(MFI) L’Afrique, où des millions de civils dépendent encore de l’aide internationale pour survivre, redoute d’être oubliée par les bailleurs de fonds, préoccupés par la situation humanitaire dramatique de l’Afghanistan.
Le secrétaire général des Nations unies (Onu), Kofi Annan, a mis en garde la communauté internationale contre ce risque d’oubli en lançant, le 26 novembre à New York, un appel à une contribution de 2,5 milliards de dollars des pays donateurs afin de venir en aide à quelque 33 millions de personnes « vulnérables » à travers le monde, en particulier en Afrique, qui, selon lui, sont « les survivants de conflits, de désastres naturels et très souvent d’une combinaison terrible des deux ».
« N’est-il pas ironique qu’il ait fallu une attaque terroriste et la réaction militaire à celle-ci pour attirer l’attention sur les énormes besoins humanitaires de l’Afghanistan », a-t-il demandé, en se félicitant des efforts faits pour soulager les souffrances du peuple afghan. Cependant, a ajouté Kofi Annan qui est lui-même ghanéen, « il y a dix-sept autres crises humanitaires complexes qui sont identifiées dans cet appel et je vous demande de ne pas oublier une seule d’entre elles ».

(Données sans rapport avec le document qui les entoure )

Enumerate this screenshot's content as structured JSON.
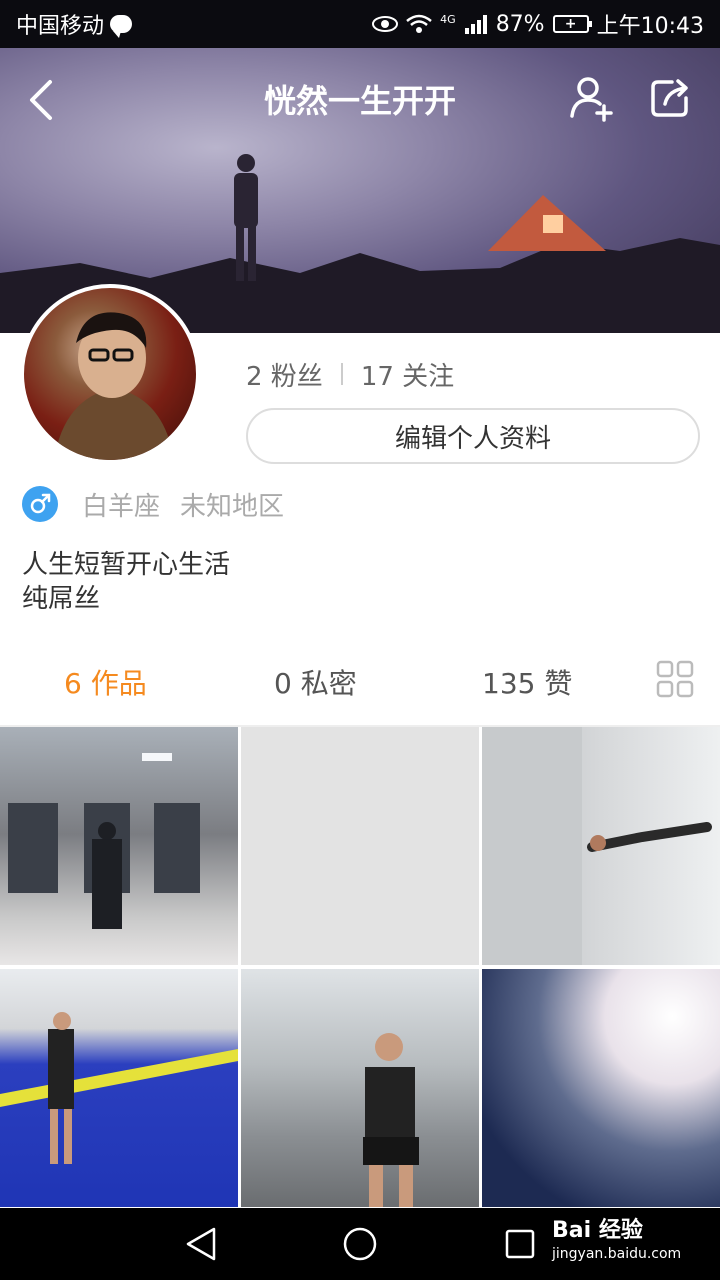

Le Haut commissaire des Nations unies pour les réfugiés, le Néerlandais Ruud Lubbers, a pour sa part affirmé à Bruxelles qu’en se concentrant sur l’Afghanistan, il y avait un risque d’oublier les autres crises. « Tout le monde est conscient à présent de la tragédie du peuple afghan… mais qu’en est-il de la situation de populations vulnérables qui n’est pas moins tragique, comme par exemple en Angola », a demandé pour sa part le Commissaire européen pour le développement, le Danois Poul Nielsen, qui l’accompagnait au cours du lancement dans plusieurs centres européens de l’appel de l’Onu. « Qui fait ce qu’il faut pour mettre un terme à ce genre de conflits ? », a-t-il ajouté.

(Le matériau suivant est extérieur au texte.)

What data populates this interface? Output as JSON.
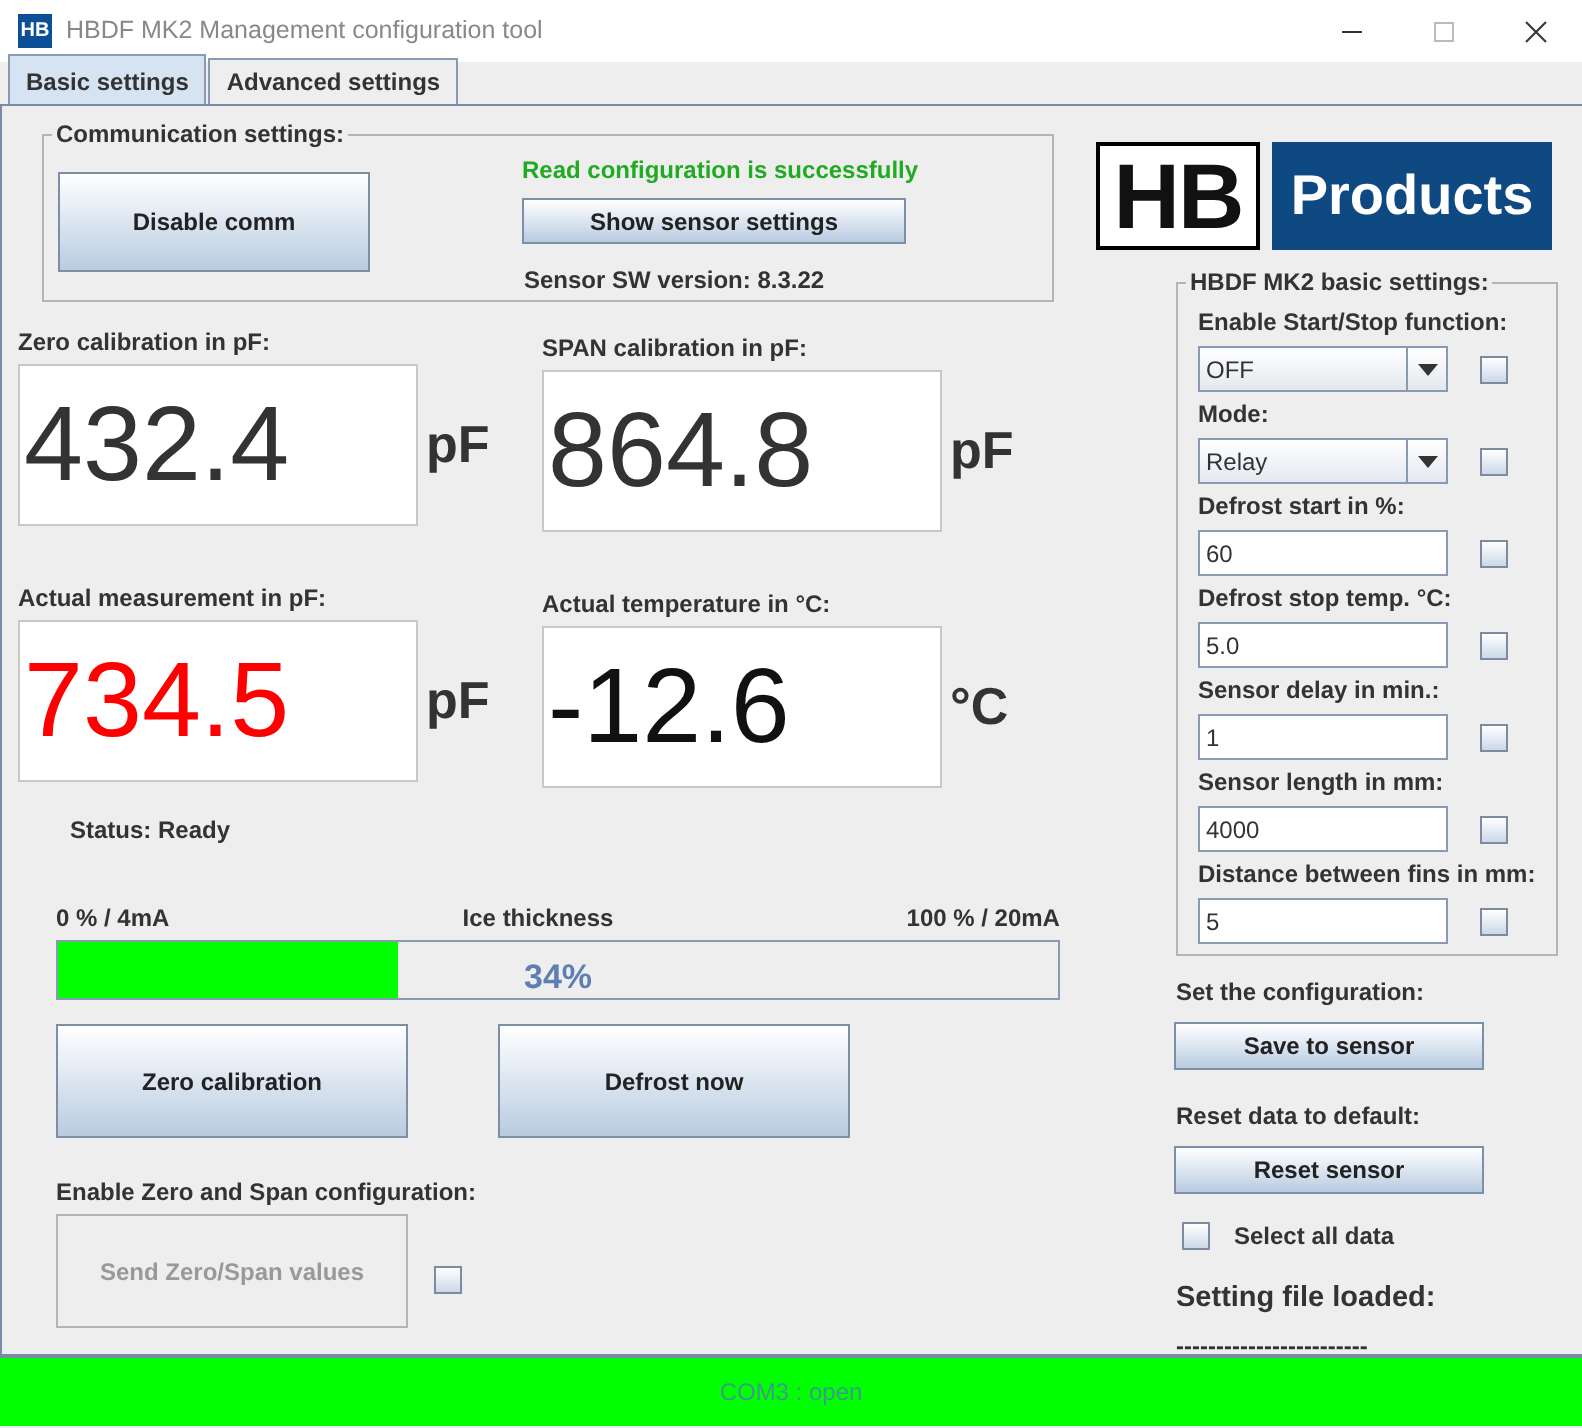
{
  "window": {
    "icon_text": "HB",
    "title": "HBDF MK2 Management configuration tool"
  },
  "tabs": [
    {
      "label": "Basic settings",
      "selected": true
    },
    {
      "label": "Advanced settings",
      "selected": false
    }
  ],
  "communication": {
    "legend": "Communication settings:",
    "button": "Disable comm",
    "message": "Read configuration is successfully",
    "show_button": "Show sensor settings",
    "sw_version": "Sensor SW version: 8.3.22"
  },
  "measurements": [
    {
      "label": "Zero calibration in pF:",
      "value": "432.4",
      "unit": "pF",
      "color": "#333333"
    },
    {
      "label": "SPAN calibration in pF:",
      "value": "864.8",
      "unit": "pF",
      "color": "#333333"
    },
    {
      "label": "Actual measurement in pF:",
      "value": "734.5",
      "unit": "pF",
      "color": "#ff0000"
    },
    {
      "label": "Actual temperature in °C:",
      "value": "-12.6",
      "unit": "°C",
      "color": "#111111"
    }
  ],
  "status": "Status: Ready",
  "ice": {
    "left_label": "0 % / 4mA",
    "title": "Ice thickness",
    "right_label": "100 % / 20mA",
    "level": 0.34,
    "reading": "34%"
  },
  "action_buttons": [
    "Zero calibration",
    "Defrost now"
  ],
  "zero_span": {
    "label": "Enable Zero and Span configuration:",
    "button": "Send Zero/Span values",
    "disabled": true,
    "checked": false
  },
  "logo": {
    "left": "HB",
    "right": "Products"
  },
  "basic_settings": {
    "legend": "HBDF MK2 basic settings:",
    "fields": [
      {
        "label": "Enable Start/Stop function:",
        "kind": "select",
        "value": "OFF",
        "checked": false
      },
      {
        "label": "Mode:",
        "kind": "select",
        "value": "Relay",
        "checked": false
      },
      {
        "label": "Defrost start in %:",
        "kind": "input",
        "value": "60",
        "checked": false
      },
      {
        "label": "Defrost stop temp. °C:",
        "kind": "input",
        "value": "5.0",
        "checked": false
      },
      {
        "label": "Sensor delay in min.:",
        "kind": "input",
        "value": "1",
        "checked": false
      },
      {
        "label": "Sensor length in mm:",
        "kind": "input",
        "value": "4000",
        "checked": false
      },
      {
        "label": "Distance between fins in mm:",
        "kind": "input",
        "value": "5",
        "checked": false
      }
    ]
  },
  "set_config": {
    "label": "Set the configuration:",
    "button": "Save to sensor"
  },
  "reset": {
    "label": "Reset data to default:",
    "button": "Reset sensor"
  },
  "select_all": {
    "label": "Select all data",
    "checked": false
  },
  "setting_file": {
    "label": "Setting file loaded:",
    "value": "------------------------"
  },
  "status_bar": "COM3 : open"
}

Les pays et régions africains concernés par l’appel sont l’Angola, le Burundi, la République démocratique du Congo (RDC), l’Erythrée, l’Ethiopie, la région des Grands Lacs, la Guinée, le Liberia, la Sierra Leone, la Somalie, le Soudan et l’Ouganda. Parmi les autres pays ou régions mentionnés figurent la Corée du Nord, l’Indonésie, le nord Caucase (Tchétchénie), le sud-est de l’Europe (Balkans) et le Tadjikistan.

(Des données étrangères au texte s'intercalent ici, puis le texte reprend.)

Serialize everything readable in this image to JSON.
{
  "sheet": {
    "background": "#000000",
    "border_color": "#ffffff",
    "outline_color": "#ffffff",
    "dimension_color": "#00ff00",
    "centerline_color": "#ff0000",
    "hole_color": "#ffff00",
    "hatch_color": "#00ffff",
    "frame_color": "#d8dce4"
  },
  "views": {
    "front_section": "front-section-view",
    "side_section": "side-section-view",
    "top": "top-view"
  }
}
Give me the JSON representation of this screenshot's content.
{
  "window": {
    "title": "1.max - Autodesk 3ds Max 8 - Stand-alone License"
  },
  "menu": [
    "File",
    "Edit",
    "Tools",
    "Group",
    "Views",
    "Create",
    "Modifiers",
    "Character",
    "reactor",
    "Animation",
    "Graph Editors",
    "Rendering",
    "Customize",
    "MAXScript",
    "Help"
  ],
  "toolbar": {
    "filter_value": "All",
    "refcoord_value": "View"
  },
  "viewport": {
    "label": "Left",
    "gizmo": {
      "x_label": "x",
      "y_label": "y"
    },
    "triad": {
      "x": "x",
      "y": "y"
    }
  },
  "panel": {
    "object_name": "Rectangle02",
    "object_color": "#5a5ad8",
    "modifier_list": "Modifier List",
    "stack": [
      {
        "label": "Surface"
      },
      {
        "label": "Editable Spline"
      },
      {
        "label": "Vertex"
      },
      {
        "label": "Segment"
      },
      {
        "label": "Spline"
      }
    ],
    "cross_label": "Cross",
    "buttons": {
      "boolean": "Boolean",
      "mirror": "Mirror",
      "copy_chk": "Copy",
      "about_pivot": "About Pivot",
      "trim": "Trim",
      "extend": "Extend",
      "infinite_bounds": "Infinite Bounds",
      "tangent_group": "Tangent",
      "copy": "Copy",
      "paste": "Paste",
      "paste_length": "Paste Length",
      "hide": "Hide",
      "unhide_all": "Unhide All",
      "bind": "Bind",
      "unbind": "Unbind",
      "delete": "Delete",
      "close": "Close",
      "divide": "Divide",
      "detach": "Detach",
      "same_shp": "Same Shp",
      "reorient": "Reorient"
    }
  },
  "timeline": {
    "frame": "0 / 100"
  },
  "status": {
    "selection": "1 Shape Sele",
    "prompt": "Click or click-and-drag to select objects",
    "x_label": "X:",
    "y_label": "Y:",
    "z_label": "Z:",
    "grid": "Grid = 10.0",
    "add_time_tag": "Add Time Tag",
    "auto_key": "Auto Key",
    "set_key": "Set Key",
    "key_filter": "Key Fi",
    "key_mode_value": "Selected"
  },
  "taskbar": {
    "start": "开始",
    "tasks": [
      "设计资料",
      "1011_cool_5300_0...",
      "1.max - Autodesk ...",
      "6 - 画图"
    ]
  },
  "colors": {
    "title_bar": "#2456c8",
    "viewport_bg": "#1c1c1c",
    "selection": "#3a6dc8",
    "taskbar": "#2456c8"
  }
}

Les besoins afghans pour six mois passent de 584 à 662 millions de dollars
Pour l’Afghanistan, l’Onu, ses agences spécialisées et leurs partenaires avaient prévu initialement une somme de 584 millions de dollars pour la période allant d’octobre 2001 à fin mars 2002. Ce montant a été revu à la hausse à 657 millions de dollars, puis à 662 millions auxquels s’ajoute un supplément de 319 millions de dollars qui n’avait pas été déboursé. Cette somme de près d’un milliard de dollars a été estimée dans une période de grande incertitude et de bouleversements. Une nouvelle évaluation devrait se faire d’ici la fin février 2002 pour les besoins couvrant la période du 1er octobre 2001 au 31 décembre 2002.
A Genève, la Norvégienne Gro Harlem Brundtland, directeur général de l’Organisation mondiale de la santé (OMS), a rappelé que seuls 50 % des besoins des populations vulnérables dans le monde ont été couverts cette année contre 55 % en 2000 et 67 % en 1999. Ainsi, l’OMS n’a pas reçu plus de 12,5 % des sommes requises pour 2001. De son côté, le directeur général du Comité international de la Croix Rouge (CICR), Paul Grossrieder, a mis l’accent sur le fait que plusieurs pays comme le Soudan ou la RDC sont actuellement dans la même situation d’urgence que l’Afghanistan avant le 11 septembre.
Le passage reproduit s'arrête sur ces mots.